4.4.25

BINOMIOS PENDIENTES

Una de las debilidades estructurales del ecosistema cultural de Gasteiz es la escasa existencia de proyectos coconstruidos entre instituciones públicas y agentes independientes. Más allá de las políticas de subvención —que en el mejor de los casos permiten sostener determinadas iniciativas autónomas—, son pocos los ejemplos en los que se detecte una voluntad real de pacto, diálogo y corresponsabilidad entre quienes diseñan la política cultural y quienes la habitan desde la práctica cotidiana.

Esta carencia no es reciente. Tiene raíces en una concepción de la cultura basada en compartimentos estancos, donde cada parte cumple su función sin apenas interacción. Las instituciones gestionan, los colectivos ejecutan, y el marco de relación es casi siempre unidireccional: convocatorias unas cuantas, y convenios unos pocos. Se habla de colaboración, pero rara vez se construyen procesos compartidos desde el origen.

En el contexto local, buena parte del esfuerzo público se vuelca en el respaldo a festivales. Muchos de ellos también compiten en el sistema de ayudas. Pero los festivales, aunque puedan cumplir un papel de visibilización o animación puntual, no nutren el ecosistema artístico de forma sostenida. No generan empleo estable, ni infraestructura, ni oportunidades para la creación a medio plazo. Suelen estar más vinculados a la programación que a la producción. Lo que falta es estructura, continuidad y una mirada estratégica que vaya más allá de esos planes estratégicos que funcionan bien sobre el papel, pero que rara vez se traducen en acciones concretas.

En ciudades próximas, el panorama cambia. En Bilbao, por ejemplo, el Centro de Producción BilbaoArte —dependiente del Ayuntamiento— ha sabido vincularse con el tejido artístico mediante acuerdos estables. Incluso iniciativas como ZAWP —surgidas desde la autogestión— han terminado integrándose en estrategias municipales sin perder del todo su carácter experimental.

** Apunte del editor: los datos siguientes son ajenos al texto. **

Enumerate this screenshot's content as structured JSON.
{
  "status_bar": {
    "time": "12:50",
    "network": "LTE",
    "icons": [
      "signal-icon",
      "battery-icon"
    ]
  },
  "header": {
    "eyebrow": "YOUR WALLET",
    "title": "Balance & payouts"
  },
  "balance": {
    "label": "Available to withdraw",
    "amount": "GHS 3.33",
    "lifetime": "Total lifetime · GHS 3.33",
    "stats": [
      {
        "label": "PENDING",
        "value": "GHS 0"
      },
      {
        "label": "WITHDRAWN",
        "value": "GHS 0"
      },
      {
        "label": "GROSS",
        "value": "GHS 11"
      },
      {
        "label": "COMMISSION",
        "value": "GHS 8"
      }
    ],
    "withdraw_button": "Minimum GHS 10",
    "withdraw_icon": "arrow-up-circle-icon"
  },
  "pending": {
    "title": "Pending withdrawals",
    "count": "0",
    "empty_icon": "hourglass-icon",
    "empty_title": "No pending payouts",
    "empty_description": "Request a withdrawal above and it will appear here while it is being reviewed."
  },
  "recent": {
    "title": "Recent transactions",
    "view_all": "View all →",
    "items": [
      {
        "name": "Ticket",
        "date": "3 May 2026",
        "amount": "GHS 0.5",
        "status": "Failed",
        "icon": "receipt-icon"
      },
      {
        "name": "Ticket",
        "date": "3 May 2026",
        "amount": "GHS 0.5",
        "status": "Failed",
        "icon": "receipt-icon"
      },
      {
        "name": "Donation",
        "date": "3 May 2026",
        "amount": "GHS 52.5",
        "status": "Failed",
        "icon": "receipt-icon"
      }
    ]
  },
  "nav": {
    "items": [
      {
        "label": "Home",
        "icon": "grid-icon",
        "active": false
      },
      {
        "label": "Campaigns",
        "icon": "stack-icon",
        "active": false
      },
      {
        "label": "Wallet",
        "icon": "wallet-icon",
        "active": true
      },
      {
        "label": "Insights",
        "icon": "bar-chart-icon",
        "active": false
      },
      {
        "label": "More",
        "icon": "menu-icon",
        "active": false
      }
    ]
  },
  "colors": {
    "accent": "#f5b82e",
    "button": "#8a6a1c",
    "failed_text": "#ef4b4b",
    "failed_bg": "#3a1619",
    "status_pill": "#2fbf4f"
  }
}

En Gasteiz, sin embargo, cuesta encontrar ejemplos similares. Y no es solo una cuestión de recursos, sino de voluntad política y confianza mutua.

El resultado es un tejido cultural más frágil, con menos capacidad para innovar, crecer o consolidarse. Cada colectivo, cada artista, funciona en paralelo, sin un marco que favorezca la articulación. La administración, por su parte, sigue entendiendo la cultura como un catálogo de actividades a contratar o subvencionar, en lugar de como un sistema vivo que requiere cuidado, escucha y tiempo.

No se trata de imitar modelos foráneos ni de romantizar la cooperación. Se trata de generar mecanismos que permitan que la relación entre lo institucional y lo independiente no se limite al trámite administrativo. Hay que repensar los modos de hacer juntos, explorar fórmulas que reconozcan el valor del conocimiento situado, del trabajo en red, de la iniciativa ciudadana.


Solo así podremos construir una cultura local menos precaria, más densa y más relevante.